2010-02-04: Donald Tusk przesłuchiwany przez komisję hazardową

czwartek, 4 lutego 2010

Donald Tusk zrezygnował z możliwości swobodnej wypowiedzi na początku posiedzenia komisji. W odpowiedzi na pytania opozycji powiedział: - Rozumiem, że komisja musi wszystko wyjaśnić, ale ja nie będę w stanie rekonstruować zdarzeń sprzed kilku miesięcy minuta po minucie.

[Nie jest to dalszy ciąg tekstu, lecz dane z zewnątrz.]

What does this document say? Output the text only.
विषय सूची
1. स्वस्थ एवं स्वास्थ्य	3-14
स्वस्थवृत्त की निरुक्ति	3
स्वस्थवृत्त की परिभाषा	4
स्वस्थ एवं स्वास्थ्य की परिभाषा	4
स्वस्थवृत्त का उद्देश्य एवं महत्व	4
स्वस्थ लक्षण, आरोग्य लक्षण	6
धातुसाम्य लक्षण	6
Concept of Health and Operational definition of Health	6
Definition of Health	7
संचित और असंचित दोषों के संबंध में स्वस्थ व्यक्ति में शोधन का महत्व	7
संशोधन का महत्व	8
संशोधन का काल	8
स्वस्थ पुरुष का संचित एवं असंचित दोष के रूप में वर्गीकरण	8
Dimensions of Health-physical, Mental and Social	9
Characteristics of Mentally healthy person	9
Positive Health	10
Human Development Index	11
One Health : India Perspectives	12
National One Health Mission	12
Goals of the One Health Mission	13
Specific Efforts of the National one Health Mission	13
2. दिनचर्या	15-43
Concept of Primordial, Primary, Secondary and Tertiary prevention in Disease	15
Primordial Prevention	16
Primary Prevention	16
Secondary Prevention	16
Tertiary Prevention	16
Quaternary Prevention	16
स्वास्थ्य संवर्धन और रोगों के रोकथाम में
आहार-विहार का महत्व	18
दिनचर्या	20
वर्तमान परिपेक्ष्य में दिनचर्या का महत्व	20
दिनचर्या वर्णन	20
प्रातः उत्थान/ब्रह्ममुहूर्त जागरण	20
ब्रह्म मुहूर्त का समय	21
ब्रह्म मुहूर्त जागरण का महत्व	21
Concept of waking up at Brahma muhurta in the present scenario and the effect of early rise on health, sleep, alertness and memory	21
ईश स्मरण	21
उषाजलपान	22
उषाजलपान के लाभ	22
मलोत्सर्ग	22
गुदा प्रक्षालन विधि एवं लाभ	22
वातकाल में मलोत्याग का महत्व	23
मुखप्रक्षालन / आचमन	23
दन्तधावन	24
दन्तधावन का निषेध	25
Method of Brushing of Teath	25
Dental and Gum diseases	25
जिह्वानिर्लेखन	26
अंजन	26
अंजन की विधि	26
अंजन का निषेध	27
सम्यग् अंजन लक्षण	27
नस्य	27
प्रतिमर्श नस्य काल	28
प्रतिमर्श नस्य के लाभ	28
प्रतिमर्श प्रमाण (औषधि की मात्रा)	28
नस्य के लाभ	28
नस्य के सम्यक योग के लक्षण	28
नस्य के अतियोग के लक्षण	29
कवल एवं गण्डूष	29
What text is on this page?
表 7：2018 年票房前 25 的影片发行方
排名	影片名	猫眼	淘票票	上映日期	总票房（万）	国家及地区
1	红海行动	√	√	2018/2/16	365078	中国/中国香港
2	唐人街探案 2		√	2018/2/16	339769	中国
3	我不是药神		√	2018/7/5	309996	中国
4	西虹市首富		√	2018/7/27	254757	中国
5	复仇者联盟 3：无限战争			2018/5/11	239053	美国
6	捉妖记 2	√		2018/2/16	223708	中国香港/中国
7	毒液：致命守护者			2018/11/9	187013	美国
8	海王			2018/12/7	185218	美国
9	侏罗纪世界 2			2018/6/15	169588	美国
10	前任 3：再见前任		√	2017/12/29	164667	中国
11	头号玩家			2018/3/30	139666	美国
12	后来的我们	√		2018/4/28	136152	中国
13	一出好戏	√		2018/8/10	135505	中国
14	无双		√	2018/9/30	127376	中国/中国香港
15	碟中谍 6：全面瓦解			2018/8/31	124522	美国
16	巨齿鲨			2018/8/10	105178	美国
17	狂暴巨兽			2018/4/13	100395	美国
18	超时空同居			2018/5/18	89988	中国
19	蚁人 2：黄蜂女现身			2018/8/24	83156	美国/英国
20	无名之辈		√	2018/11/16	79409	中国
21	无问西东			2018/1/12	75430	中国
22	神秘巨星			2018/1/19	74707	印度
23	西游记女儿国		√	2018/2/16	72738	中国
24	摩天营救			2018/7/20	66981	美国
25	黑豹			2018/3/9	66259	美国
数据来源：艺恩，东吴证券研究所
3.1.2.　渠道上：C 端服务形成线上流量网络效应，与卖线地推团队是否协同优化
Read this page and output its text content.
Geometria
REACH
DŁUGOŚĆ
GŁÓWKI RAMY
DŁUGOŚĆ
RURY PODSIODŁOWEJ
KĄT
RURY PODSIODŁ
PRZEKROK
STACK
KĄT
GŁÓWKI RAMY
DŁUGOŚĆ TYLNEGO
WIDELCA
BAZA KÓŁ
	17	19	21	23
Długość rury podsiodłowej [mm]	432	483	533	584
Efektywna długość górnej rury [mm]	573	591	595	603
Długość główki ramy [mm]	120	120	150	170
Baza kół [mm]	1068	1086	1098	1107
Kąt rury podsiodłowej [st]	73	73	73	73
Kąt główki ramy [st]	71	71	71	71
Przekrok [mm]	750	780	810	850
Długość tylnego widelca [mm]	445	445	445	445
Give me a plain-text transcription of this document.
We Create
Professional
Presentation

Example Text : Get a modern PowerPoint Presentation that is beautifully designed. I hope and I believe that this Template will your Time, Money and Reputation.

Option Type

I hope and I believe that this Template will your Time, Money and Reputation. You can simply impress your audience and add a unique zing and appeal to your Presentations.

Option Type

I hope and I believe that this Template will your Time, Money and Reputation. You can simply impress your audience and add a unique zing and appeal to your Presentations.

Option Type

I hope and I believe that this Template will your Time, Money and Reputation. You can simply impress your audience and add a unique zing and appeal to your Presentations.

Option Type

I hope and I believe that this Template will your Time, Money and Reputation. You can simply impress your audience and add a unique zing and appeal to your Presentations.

Poważniejsza wymiana zdań zaczęła się podczas zadawania pytań przez Beatę Kempę z PiS. Twierdziła ona, że notatka Jacka Kapicy z lipca 2008 r. do premiera była tajna, gdyż tak określił ją sam Tusk. Premier stanowczo zaprzeczał, w końcu poprosił o sprawdzenie jego wypowiedzi. Okazało się, że jego słowa były następujące: „Na pewno zapoznałem się z konkluzją tej notatki. Później uzyskała obieg urzędowy, bo przecież nie była poufna.”. Zaraz po tym posłanka przeprosiła szefa rządu.

W sprawie szczegółów działań CBA dot. ustawy hazardowej premier odpowiedział Wassermannowi: - Być może będzie panu ciężko to zrozumieć, ale ja nie interesuję się akcjami specjalnymi, nie mam nawyków słuchania na żywo podsłuchów telefonicznych.

Tusk zeznał, że w świetle informacji znanych opinii publicznej określenie "afera hazardowa" mu nie przeszkadza. Przypomnijmy – Drzewiecki i Chlebowski powtarzali zaś konsekwentnie, że ich zdaniem żadnej afery nie było.

O spotkaniach z Mariuszem Kamińskim premier powiedział, iż odniósł wrażenie, że szef CBA przybywa do niego, by go "testować". Jego zdaniem "alarm Kamińskiego, był nieadekwatny do sytuacji".